The NBA Playoffs are here with sixteen teams advancing to the postseason for a shot at winning an NBA title.
Unfortunately, because of the old and outdated system the league uses — with eight teams coming from both the Western and Eastern Conferences — not always will the TRUE top 16 teams make the playoffs.
The West has shown for a long time now that it’s far superior to the East and it’s not even close. And because of the imbalance problem, it’s time for the NBA to change up the playoff format.
As I outlined in a previous article — LeBron James and the Cleveland Cavaliers have it easy playing in the East — the talent gap between both conferences is real.
So instead of having eight teams from each conference represented, why doesn’t the NBA just take the top 16 teams and rank and assign them accordingly best on their regular season record?
There have been countless times where teams have been left out of the playoffs even though their record has been better when matched up against other teams from a different conference.
2017 Top 16 NBA Teams
1. Golden State Warriors (.817)
2. San Antonio Spurs (.744)
3. Houston Rockets (.671)
4. Boston Celtics (.646)
5. Los Angeles Clippers (.622)
6. Cleveland Cavaliers (.622)
7. Toronto Raptors (.622)
8. Utah Jazz (.622)
9. Washington Wizards (.598)
10. Oklahoma City Thunder (.573)
11. Atlanta Hawks (.524)
12. Memphis Grizzlies (.524)
13. Milwaukee Bucks (.512)
14. Indiana Pacers (.512)
15. Portland Trail Blazers (.500)
16. Chicago Bulls (.500)
Houston, which finished third in the West with 55 wins this year, would actually be the top seed in the East. So instead of the Rockets being rewarded for that, they are faced with a first-round matchup with Russell “triple-double” Westbrook and if they move on, will likely face the San Antonio Spurs.

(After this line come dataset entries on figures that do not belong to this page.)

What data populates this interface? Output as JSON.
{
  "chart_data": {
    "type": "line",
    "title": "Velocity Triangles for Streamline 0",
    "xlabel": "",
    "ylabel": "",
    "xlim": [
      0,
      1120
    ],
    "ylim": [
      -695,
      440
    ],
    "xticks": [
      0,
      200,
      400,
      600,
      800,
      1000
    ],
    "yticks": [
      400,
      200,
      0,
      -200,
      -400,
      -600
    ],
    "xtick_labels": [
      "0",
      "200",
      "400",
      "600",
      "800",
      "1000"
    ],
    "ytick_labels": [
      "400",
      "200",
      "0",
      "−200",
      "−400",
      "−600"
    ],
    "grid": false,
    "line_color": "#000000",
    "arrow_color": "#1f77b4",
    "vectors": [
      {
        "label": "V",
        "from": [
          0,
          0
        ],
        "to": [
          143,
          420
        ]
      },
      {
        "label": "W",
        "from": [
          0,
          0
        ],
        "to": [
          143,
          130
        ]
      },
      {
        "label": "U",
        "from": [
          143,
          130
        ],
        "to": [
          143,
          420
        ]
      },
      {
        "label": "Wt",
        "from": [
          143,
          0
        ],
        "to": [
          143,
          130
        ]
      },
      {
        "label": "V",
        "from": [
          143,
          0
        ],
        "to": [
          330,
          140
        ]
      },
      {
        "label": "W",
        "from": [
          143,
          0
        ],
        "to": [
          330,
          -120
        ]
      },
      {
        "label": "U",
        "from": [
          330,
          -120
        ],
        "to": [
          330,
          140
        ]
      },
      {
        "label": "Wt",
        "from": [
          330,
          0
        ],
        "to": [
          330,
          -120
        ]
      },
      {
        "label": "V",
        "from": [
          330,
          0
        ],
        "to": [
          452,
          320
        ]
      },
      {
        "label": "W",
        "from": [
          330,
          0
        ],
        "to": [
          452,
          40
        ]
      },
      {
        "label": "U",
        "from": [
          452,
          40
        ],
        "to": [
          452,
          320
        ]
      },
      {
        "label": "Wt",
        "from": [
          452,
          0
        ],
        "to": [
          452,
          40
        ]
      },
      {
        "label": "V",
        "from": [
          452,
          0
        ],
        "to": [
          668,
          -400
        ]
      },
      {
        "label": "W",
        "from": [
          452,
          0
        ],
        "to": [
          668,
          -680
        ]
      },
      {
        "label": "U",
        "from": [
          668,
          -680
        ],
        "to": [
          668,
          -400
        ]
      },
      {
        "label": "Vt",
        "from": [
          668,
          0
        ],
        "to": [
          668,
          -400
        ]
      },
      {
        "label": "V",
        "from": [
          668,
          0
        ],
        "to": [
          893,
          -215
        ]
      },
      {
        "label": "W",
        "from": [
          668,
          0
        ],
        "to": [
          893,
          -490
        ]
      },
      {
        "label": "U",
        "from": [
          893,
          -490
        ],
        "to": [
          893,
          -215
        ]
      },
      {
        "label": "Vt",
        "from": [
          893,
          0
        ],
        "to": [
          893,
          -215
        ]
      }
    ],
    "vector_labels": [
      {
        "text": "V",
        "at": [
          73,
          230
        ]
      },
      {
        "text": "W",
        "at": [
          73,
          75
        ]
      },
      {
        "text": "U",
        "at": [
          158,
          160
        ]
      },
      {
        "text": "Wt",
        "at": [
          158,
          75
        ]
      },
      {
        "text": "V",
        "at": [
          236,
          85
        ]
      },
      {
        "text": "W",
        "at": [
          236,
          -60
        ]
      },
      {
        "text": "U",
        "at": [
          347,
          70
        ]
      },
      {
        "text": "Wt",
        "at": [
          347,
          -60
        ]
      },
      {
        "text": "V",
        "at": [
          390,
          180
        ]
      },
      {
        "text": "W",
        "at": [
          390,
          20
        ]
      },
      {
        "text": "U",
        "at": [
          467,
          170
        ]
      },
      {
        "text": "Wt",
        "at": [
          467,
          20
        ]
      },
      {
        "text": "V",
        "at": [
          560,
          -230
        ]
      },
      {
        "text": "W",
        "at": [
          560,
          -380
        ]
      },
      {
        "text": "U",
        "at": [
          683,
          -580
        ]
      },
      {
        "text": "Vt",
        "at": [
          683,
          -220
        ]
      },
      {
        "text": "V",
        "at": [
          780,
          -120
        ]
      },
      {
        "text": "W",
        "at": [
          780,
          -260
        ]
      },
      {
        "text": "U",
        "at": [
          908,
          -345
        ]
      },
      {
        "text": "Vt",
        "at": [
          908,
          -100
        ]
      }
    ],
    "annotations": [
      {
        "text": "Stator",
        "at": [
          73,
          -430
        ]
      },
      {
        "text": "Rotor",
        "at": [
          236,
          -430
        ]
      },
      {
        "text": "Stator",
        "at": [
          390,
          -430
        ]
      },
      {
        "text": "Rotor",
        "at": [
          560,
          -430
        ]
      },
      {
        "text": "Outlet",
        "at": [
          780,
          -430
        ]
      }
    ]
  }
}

You know that team that posted the second-best regular season win total this year.
But instead of changing the playoffs, the NBA updated the All-Star game voting format, to which a large majority of NBA players just made a mockery of it. To make matters worse, the All-Star game has become completely unwatchable as players literally lay down on the court to get dunked on.
So why are we still using the outdated playoff format? Only NBA commissioner Adam Silver knows that answer, but changes might be coming around the corner as support continues among NBA owners to restructure the NBA playoffs in order to take the top 16 teams with the best winning percentage, regardless of conference affiliation.
Below is what this year’s playoff bracket would look like if the league simply took the top 16 teams and seeded them according to their overall records. Not only is it the right thing to do, but it will also reward teams like Houston instead of punishing them for having a good year.
No matter which team he plays on, LeBron James gets to the NBA Finals. He’s a terrific player, but he also plays in a weaker conference. Frankly, there’s no reason why he shouldn’t get to the finals every year. And a true playoff would force James to play a higher level of competition to reach the title game.
If the NBA had the top 16 teams seeded based on overall records, the Cavs would be the No. 6 seed and would have to go through the Rockets and the Spurs in order to get to the NBA Finals. Now, who wouldn’t watch those great matchups? James Harden vs. LeBron and or Kawhi Leonard vs. LeBron.
Say goodbye to those boring second and third round matchups. The top 16 seeded teams would make the NBA Playoffs a must-see event instead of lopsided games as we all wait to see who LeBron is going to face in the Finals from the West.